First, we had to find a place to play. Fortunately, a Kappa Sigma named Mike worked as a manager at J.C. Garcia’s – a Mexican restaurant/bar that featured acoustic acts including the legendary Jeff Cummings and Jeffrey Rupp. We went to see him with an offer, telling Mike we would play at J.C’s free of charge on a Tuesday night, but only on one condition: if they sold $2000 worth of liquor, they would have to hire us the next week for 10% of the liquor sales, or $200.
Mike laughed. J.C.s had never sold $2000 worth of liquor on a Tuesday night, which was generally their slowest night of the week. Naturally, he felt he had nothing to lose. So we book our first gig at a real restaurant in a real college town.
I called all of my old friends at the Sigma Chi house and told them to show up at J.C’s the following Tuesday night. Shannon told all the girls at the Chi Omega house where he worked as a “house boy” in his spare time. As a result of our marketing, we packed the place out. J.C’s sold over $2000 in liquor that night and we were invited to come back the next week.
Playing free at keg parties also paid off. Later, by May of 1990, we were getting hired to play private parties. At one of those parties, we met the manager of the Bully III, a restaurant/bar near downtown Starkville. His name was David Lee Odom. He upped our salary to $250 per night plus free dinner and free beer. By the time I graduated, I would play in that bar over 100 times. It was there that I met other musicians and eventually had a chance to play all over the state and region.
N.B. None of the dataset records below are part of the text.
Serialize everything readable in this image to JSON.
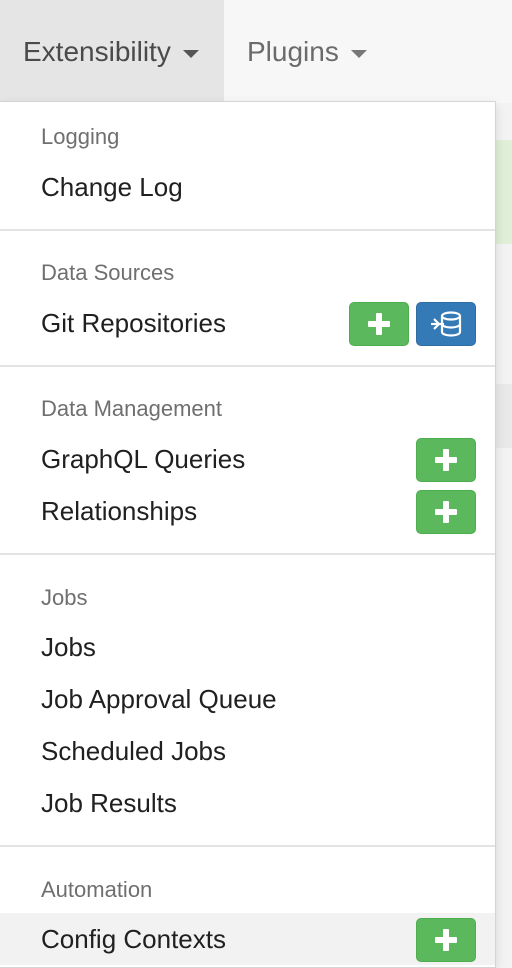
{
  "navbar": {
    "tabs": [
      {
        "label": "Extensibility",
        "active": true,
        "icon": "caret-down-icon"
      },
      {
        "label": "Plugins",
        "active": false,
        "icon": "caret-down-icon"
      }
    ]
  },
  "dropdown": {
    "sections": [
      {
        "header": "Logging",
        "items": [
          {
            "label": "Change Log"
          }
        ]
      },
      {
        "header": "Data Sources",
        "items": [
          {
            "label": "Git Repositories",
            "buttons": [
              "add-icon",
              "database-sync-icon"
            ]
          }
        ]
      },
      {
        "header": "Data Management",
        "items": [
          {
            "label": "GraphQL Queries",
            "buttons": [
              "add-icon"
            ]
          },
          {
            "label": "Relationships",
            "buttons": [
              "add-icon"
            ]
          }
        ]
      },
      {
        "header": "Jobs",
        "items": [
          {
            "label": "Jobs"
          },
          {
            "label": "Job Approval Queue"
          },
          {
            "label": "Scheduled Jobs"
          },
          {
            "label": "Job Results"
          }
        ]
      },
      {
        "header": "Automation",
        "items": [
          {
            "label": "Config Contexts",
            "buttons": [
              "add-icon"
            ],
            "hovered": true
          }
        ]
      }
    ]
  },
  "colors": {
    "success": "#5cb85c",
    "primary": "#337ab7",
    "header_text": "#6f6f6f",
    "item_text": "#202020",
    "active_tab_bg": "#e5e5e5"
  }
}
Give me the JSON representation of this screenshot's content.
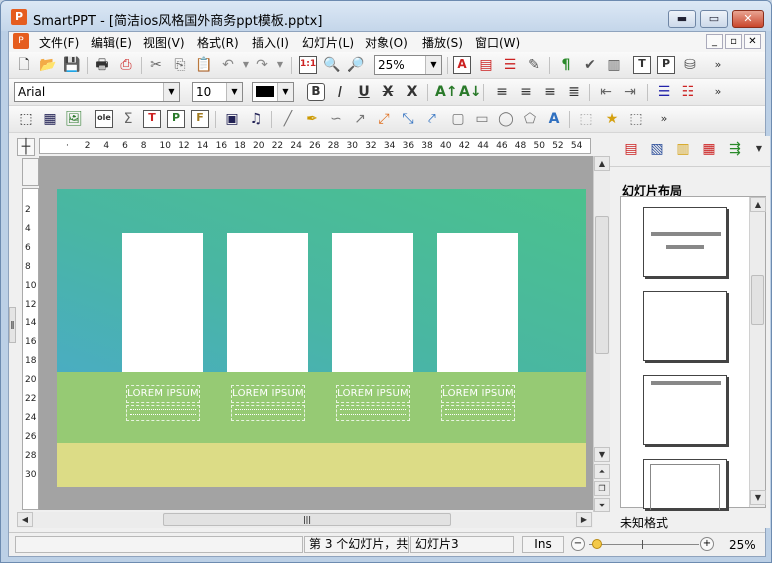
{
  "window": {
    "app_name": "SmartPPT",
    "title": "SmartPPT - [简洁ios风格国外商务ppt模板.pptx]",
    "btn_min": "▬",
    "btn_max": "▭",
    "btn_close": "✕"
  },
  "menu": [
    "文件(F)",
    "编辑(E)",
    "视图(V)",
    "格式(R)",
    "插入(I)",
    "幻灯片(L)",
    "对象(O)",
    "播放(S)",
    "窗口(W)"
  ],
  "doc_controls": [
    "_",
    "▫",
    "✕"
  ],
  "toolbar1": {
    "zoom_value": "25%",
    "icons": [
      "new-icon",
      "open-icon",
      "save-icon",
      "print-icon",
      "pdf-icon",
      "cut-icon",
      "copy-icon",
      "paste-icon",
      "undo-icon",
      "redo-icon",
      "slide-number-icon",
      "find-icon",
      "zoom-icon"
    ],
    "right_icons": [
      "text-color-icon",
      "format-icon",
      "list-icon",
      "brush-icon",
      "paragraph-icon",
      "spell-icon",
      "chart-icon",
      "table-t-icon",
      "table-p-icon",
      "database-icon"
    ]
  },
  "toolbar2": {
    "font_name": "Arial",
    "font_size": "10",
    "color": "#000000"
  },
  "ruler": {
    "h_labels": [
      "·",
      "2",
      "4",
      "6",
      "8",
      "10",
      "12",
      "14",
      "16",
      "18",
      "20",
      "22",
      "24",
      "26",
      "28",
      "30",
      "32",
      "34",
      "36",
      "38",
      "40",
      "42",
      "44",
      "46",
      "48",
      "50",
      "52",
      "54"
    ],
    "v_labels": [
      "2",
      "4",
      "6",
      "8",
      "10",
      "12",
      "14",
      "16",
      "18",
      "20",
      "22",
      "24",
      "26",
      "28",
      "30"
    ]
  },
  "slide": {
    "bg_colors": [
      "#4bc18d",
      "#4aa6d8"
    ],
    "band_color": "#96ca74",
    "footer_color": "#dcdc86",
    "cards": [
      {
        "heading": "LOREM IPSUM"
      },
      {
        "heading": "LOREM IPSUM"
      },
      {
        "heading": "LOREM IPSUM"
      },
      {
        "heading": "LOREM IPSUM"
      }
    ]
  },
  "right_panel": {
    "title": "幻灯片布局",
    "footer": "未知格式"
  },
  "status": {
    "slide_info": "第 3 个幻灯片，共",
    "slide_name": "幻灯片3",
    "mode": "Ins",
    "zoom": "25%"
  }
}
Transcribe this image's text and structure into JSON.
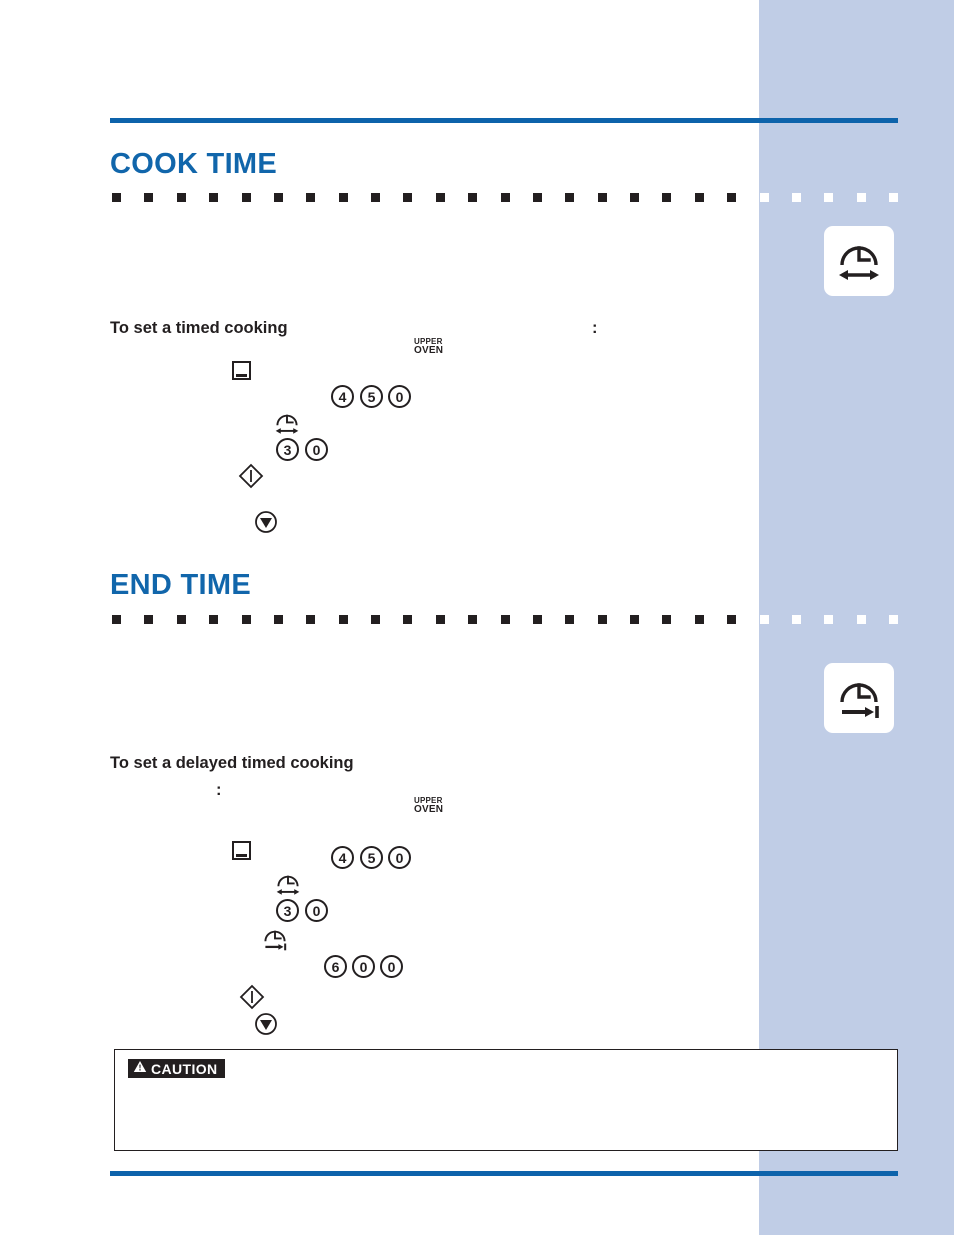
{
  "page": {
    "background_color": "#ffffff",
    "side_panel_color": "#c0cde6",
    "rule_color": "#0d63ab",
    "heading_color": "#1166ab",
    "ink_color": "#231f20"
  },
  "sections": [
    {
      "heading": "COOK TIME",
      "sub_heading": "To set a timed cooking",
      "trailing_punctuation": ":",
      "panel_label": {
        "line1": "UPPER",
        "line2": "OVEN"
      },
      "badge_icon": "clock-double-arrow-icon",
      "steps": [
        {
          "icon": "oven-bake-icon"
        },
        {
          "keys": [
            "4",
            "5",
            "0"
          ]
        },
        {
          "icon": "cook-time-clock-icon"
        },
        {
          "keys": [
            "3",
            "0"
          ]
        },
        {
          "icon": "start-icon"
        },
        {
          "icon": "cancel-icon"
        }
      ]
    },
    {
      "heading": "END TIME",
      "sub_heading": "To set a delayed timed cooking",
      "trailing_punctuation": ":",
      "panel_label": {
        "line1": "UPPER",
        "line2": "OVEN"
      },
      "badge_icon": "clock-arrow-to-bar-icon",
      "steps": [
        {
          "icon": "oven-bake-icon"
        },
        {
          "keys": [
            "4",
            "5",
            "0"
          ]
        },
        {
          "icon": "cook-time-clock-icon"
        },
        {
          "keys": [
            "3",
            "0"
          ]
        },
        {
          "icon": "end-time-clock-icon"
        },
        {
          "keys": [
            "6",
            "0",
            "0"
          ]
        },
        {
          "icon": "start-icon"
        },
        {
          "icon": "cancel-icon"
        }
      ]
    }
  ],
  "caution": {
    "label": "CAUTION",
    "icon": "warning-triangle-icon",
    "body": ""
  },
  "separator": {
    "dark_squares": 25,
    "knockout_squares": 5
  },
  "keypads": {
    "cook_temp": [
      "4",
      "5",
      "0"
    ],
    "cook_duration": [
      "3",
      "0"
    ],
    "end_temp": [
      "4",
      "5",
      "0"
    ],
    "end_duration": [
      "3",
      "0"
    ],
    "end_clock": [
      "6",
      "0",
      "0"
    ]
  }
}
As a businessman and friend, Dave Odom changed our lives forever.
After Shannon moved to Nashville in 1991, I decided it was time to rely on the government for financial support. I’m just kidding. I simply went out and found another great singer named Anne Ford. We would play together until 1993. Our act was so successful that in April of 1993, my last full month of college, we played a whopping 22 gigs in just 30 days.
As the result of my business venture I was able to graduate with a PhD without taking out a single student loan. And it was a business venture. I was not just a guitarist. I booked most of our gigs, handled equipment purchases, and did a modest bit of accounting.
The irony is that, back in those days, I was a Democrat with socialist leanings. I voted for Dukakis and Clinton as the “lesser of two evils” – all the while complaining about the lack of a far-left alternative. Shortly thereafter, I would get involved in a two-year relationship with the daughter of the head of the Socialist Party of Ecuador. I simply failed to reconcile the discrepancies between my theoretical view of the world and my real world experiences. Eventually, I grew out of my childish socialist mindset and realized that capitalism had allowed me to utilize my God-given talents to earn a living government could never provide.
Someday, Mr. President, you’ll grow out of it, too.